I didn’t think I would ever do such a thing. For one thing, I don’t dance very well. For another thing, all of my fellow writer and artists here at the Virginia Center for the Creative Arts are still pretty much strangers to me, since I’ve only been here for less than two days. But last night after dinner, someone shouted out “Hey, kids! Let’s put on a show!”

And somehow they managed to get me to agree to participate. See if you can figure out which one is me:

A Blue Ridge Sunday

This is who I encountered this Sunday morning as I drove down through the pasture on my way into the small town of Amherst, Virginia, where — to my great surprise and joy — the gas-station convenience store actually had a stack of the Sunday New York Times, which meant I could indulge my Sunday morning habit of drinking a cup of coffee while doing the NY Times Magazine’s crossword puzzle.

Anyway, let’s call this first photo “How, Now…?”

brown cow

After getting my coffee and Sunday paper, I drove down to the Wash-and-Dry laundry, where the only patrons were me — and these folks.
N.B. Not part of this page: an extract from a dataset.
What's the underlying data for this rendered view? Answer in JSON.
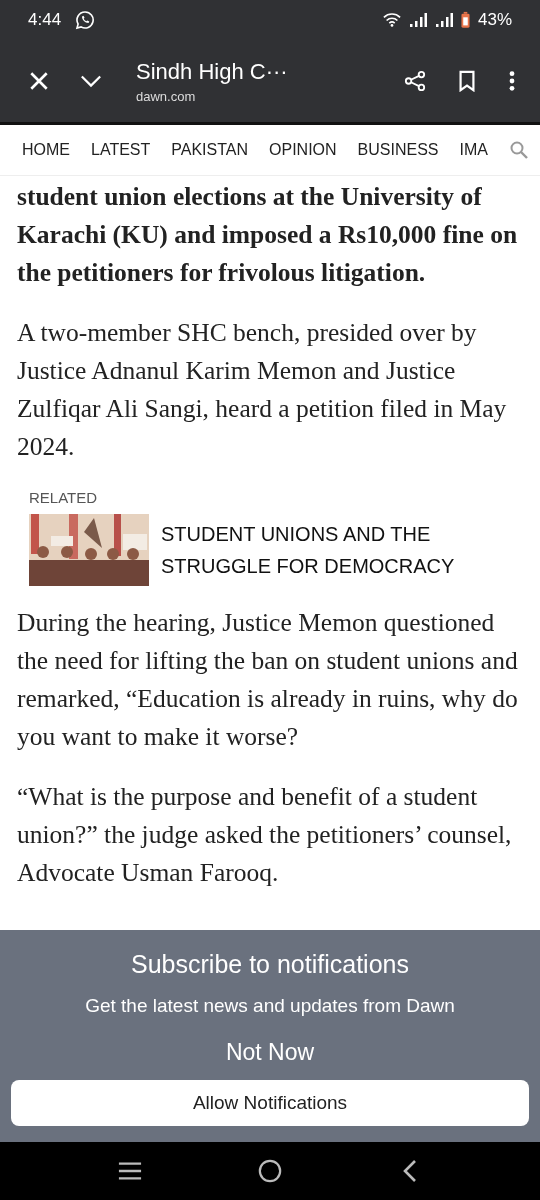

The husband nodded at me when I walked in — end of conversation. I took this portrait of my laundromat companions as she folded their clothes — and he watched her fold their clothes.

I’m stuck on two names for this photo. Either “A Woman’s Work Is…” or “Sons and Daughters of the Pioneers.”

laundry day

Portrait of the artist

Portrait of the artist looking for the red EXIT signs?
Portrait of the artist looking for the red EXIT signs?

Had my photo/portrait/post office mugshot taken today as I begin the final week of my three-week stay at the Virginia Center for the Creative Arts, where I’ve done lots of work on a novel — inspired by the life story of the real-life 1920s Italian anarchist with the unlikely name of Severino DiGiovanni — and where they have invited me four times in the last four years to spend time as a fiction-writing fellow because, nearest as I can figure, I’m a fellow who writes fiction.

Anyway, however I got here, I’m very excited about this novel. But I’m wondering about this photo.

A writer friend who’s very smart and very hip and very talented and very published just messaged me to say “Great picture!”

My brother, on the other hand, who I can always count on for his support because he’s blood, emailed back: “You look like a serial killer.”

So, let’s say early reviews are mixed. I myself don’t know what to think.

Do I look like an author? Do I have that intelligent, slightly bohemian, interesting, he’s-a-genius-but-an-approachable-genius look that I suppose all writers — or maybe it’s just me — crave?

Or do I look like I’m lost? Like I’m being interrogated by the NSA and CIA and FBI and KGB all at once in order to save time? Like I have amnesia and I’m wondering why I keep hearing nothing on the radio but country music and fire-and-brimstone preachers? Like I’m doing a screen test for Andy Warhol’s Incredible Plastic Inevitable?

Or like I’m just about finished contemplating and now I’m about to answer a reporter’s question: “What, Mr. DiGiovanni, is the meaning of life?”

Well, if I’m in the mood, and I think you’re all ready to handle it, I’ll answer that question in my next blog post — but in a pre-screened post that will be available only to people who, like my astute writer friend, with declare with great enthusiasm: “Great picture!”

November

I know there are good things about November: my brother Tom’s birthday, Election Day, Veterans Day, Thanksgiving.

But mostly the month feels melancholy, a time of fading and dying, as summer’s bounty turns to autumn’s final harvest and then inevitable winter. Click on the Tom Waits song (above), and you’ll hear some of what I’m feeling on this first day of November.

I took a break from my writing this morning, bought a cup of takeout coffee, and drove down a back road, heading in the general direction of the nearby Blue Ridge Mountains. I found myself on a gravel lane winding up a mountainside through deep woods. A rush of wind blew hundreds of dry brown leaves all around my car. A flock of wild turkeys, about two dozen of the birds, scurried across the road and down into a dark and deep ravine. It felt like a time of conclusions and departures and endings, and I while appreciate the month’s barebones beauty, I’ll be glad when November makes way for December, with its bright lights and boundless, beautiful dreams.